From our meager beginnings of about four million years ago when we were simple hunter-gatherers, we have made great strides in grappling with the abstract. We have moved from a never-ending search for wild barley to attempt to “see” the steroid nucleus, without ever having seen it. How can anything be more beautiful?

Encased in each of our skulls, there are two separate and distinct brains. One is the limbic or “primitive” brain. It is not far different from that of a fish or bird. It controls our basic functions, i.e. self-preservation, respiration, heart rate, desire for food, desire for water, sex, urge to pro-create, etc.  Superimposed over our limbic brain is a later development, the cerebrum. It has to do with logic, compassion, long-term memory — the things we consider to be uniquely human.

We can see an expression of each brain in the example of a fire breaking out in our building. Our first impulse is to stampede ahead of everyone else and save ourselves, but upon second thought, we return to save others.

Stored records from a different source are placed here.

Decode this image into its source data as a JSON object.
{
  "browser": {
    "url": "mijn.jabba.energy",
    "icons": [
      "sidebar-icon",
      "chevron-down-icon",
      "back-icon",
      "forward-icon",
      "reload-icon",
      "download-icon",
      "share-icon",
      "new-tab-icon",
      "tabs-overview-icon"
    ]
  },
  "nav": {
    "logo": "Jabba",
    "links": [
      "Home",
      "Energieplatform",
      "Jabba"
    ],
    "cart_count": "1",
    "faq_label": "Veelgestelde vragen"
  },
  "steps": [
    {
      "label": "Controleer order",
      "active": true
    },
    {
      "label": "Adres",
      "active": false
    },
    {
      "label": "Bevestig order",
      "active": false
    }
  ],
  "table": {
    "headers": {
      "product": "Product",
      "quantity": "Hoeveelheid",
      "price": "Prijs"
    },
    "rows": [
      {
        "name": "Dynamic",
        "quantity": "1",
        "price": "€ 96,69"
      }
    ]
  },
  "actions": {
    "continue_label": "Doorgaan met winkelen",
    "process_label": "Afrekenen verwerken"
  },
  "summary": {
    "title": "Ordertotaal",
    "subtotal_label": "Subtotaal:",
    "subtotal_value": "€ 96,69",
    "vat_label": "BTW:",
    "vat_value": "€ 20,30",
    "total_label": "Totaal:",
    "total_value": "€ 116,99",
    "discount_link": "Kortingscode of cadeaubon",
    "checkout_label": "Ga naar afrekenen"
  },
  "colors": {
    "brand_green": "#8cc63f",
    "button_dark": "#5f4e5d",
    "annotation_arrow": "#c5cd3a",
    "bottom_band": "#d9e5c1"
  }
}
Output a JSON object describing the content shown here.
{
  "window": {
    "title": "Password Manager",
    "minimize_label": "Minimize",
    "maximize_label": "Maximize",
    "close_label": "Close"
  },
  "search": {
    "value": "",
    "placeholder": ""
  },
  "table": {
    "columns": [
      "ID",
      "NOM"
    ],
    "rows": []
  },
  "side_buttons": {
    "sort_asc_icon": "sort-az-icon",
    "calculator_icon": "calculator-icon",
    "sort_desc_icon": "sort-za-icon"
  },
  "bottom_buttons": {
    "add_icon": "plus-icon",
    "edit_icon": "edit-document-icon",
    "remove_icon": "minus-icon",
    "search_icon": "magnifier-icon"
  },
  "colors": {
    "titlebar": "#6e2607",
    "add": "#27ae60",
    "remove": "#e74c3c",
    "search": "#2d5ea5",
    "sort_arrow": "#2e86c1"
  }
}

Unfortunately in our early battles with others to survive, we have been forever hard-wired with animalistic traits. We will only do the right thing for two reasons — respect or fear. Respect comes from our logical brain in the form of compassion and regard. Fear, on the other hand, is derived from our limbic brains for the repercussions of disrespect.

Greed, gluttony, hate for other men, etc. things that assured our ancestors success in continuing their life’s quest is coming back to haunt us. We see people today who will not control their primitive urges. Since they do not respect anything and fear nothing, all stops are out.

Man, with his innate ability to produce beauty, seems to be fixated only on the fulfillment of his desires. There-in goes things like the stock market crash. Who will be the last man standing and what will he truly gain?